MIAMI GARDENS, Fla. – The NFL today announced that Miami Dolphins quarterback Tua Tagovailoa has been named AFC Offensive Player of the Week for his performance in Sunday’s win at Baltimore.
It’s Tagovailoa’s first AFC Offensive Player of the Week award and Miami’s first AFC Offensive Player of the Week since Ryan Fitzpatrick won the award in Week 16 of the 2019 season vs. Cincinnati.
Tagovailoa completed 36-of-50 passes (72.0 pct.) for 469 yards and six touchdowns for a 124.1 quarterback rating in the Week 2 victory over Baltimore. The 36 completions, 469 passing yards and six passing touchdowns were all career highs.

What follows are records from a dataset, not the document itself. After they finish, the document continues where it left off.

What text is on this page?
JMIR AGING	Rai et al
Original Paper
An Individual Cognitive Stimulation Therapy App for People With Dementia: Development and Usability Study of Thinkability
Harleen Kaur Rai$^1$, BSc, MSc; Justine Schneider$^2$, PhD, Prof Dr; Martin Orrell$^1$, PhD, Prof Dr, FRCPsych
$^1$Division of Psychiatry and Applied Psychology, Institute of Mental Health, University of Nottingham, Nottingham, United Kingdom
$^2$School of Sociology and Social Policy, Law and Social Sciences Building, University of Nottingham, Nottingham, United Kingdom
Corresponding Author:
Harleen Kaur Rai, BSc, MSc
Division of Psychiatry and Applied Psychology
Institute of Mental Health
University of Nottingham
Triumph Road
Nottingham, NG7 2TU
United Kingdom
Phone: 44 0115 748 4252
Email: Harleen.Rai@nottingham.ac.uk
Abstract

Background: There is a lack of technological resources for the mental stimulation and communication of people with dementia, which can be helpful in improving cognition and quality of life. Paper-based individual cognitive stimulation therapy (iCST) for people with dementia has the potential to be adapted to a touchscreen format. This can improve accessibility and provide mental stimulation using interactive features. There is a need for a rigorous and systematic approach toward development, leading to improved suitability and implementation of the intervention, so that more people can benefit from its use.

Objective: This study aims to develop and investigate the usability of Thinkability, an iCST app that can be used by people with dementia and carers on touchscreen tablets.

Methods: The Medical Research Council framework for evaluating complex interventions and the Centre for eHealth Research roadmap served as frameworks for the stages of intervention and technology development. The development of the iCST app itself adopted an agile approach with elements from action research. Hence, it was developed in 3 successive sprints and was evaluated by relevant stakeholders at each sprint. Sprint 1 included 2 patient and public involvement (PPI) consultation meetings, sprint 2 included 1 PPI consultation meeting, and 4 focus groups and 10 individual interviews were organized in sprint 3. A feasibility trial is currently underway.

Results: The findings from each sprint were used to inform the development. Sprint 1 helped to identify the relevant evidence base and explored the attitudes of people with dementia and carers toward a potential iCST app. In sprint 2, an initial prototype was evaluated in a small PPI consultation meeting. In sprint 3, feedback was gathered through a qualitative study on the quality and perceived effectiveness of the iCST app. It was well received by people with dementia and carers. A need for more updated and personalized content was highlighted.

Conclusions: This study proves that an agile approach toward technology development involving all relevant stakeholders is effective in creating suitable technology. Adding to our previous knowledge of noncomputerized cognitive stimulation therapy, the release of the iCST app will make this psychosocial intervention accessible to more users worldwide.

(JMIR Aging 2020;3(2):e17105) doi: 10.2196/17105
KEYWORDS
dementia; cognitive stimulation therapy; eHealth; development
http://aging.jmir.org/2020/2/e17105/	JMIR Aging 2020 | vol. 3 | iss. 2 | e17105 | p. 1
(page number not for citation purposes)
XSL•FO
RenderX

His six passing touchdowns tied a team record while his 36 completions rank third and 469 passing yards rank fourth in single-game team history. Tagovailoa helped lead the Dolphins to their largest fourth-quarter comeback (21 points) and largest road comeback in team history. In the fourth quarter, he completed 13-of-17 passes (76.5 pct.) for 199 yards and four touchdowns. His four passing touchdowns were the most by any NFL quarterback in the fourth quarter of a game since Oct. 21, 2007 (Sage Rosenfels vs. Tennessee). Tagovailoa became the second-youngest NFL player (Patrick Mahomes) since 1950 to throw for at least 450 yards and six touchdowns in game.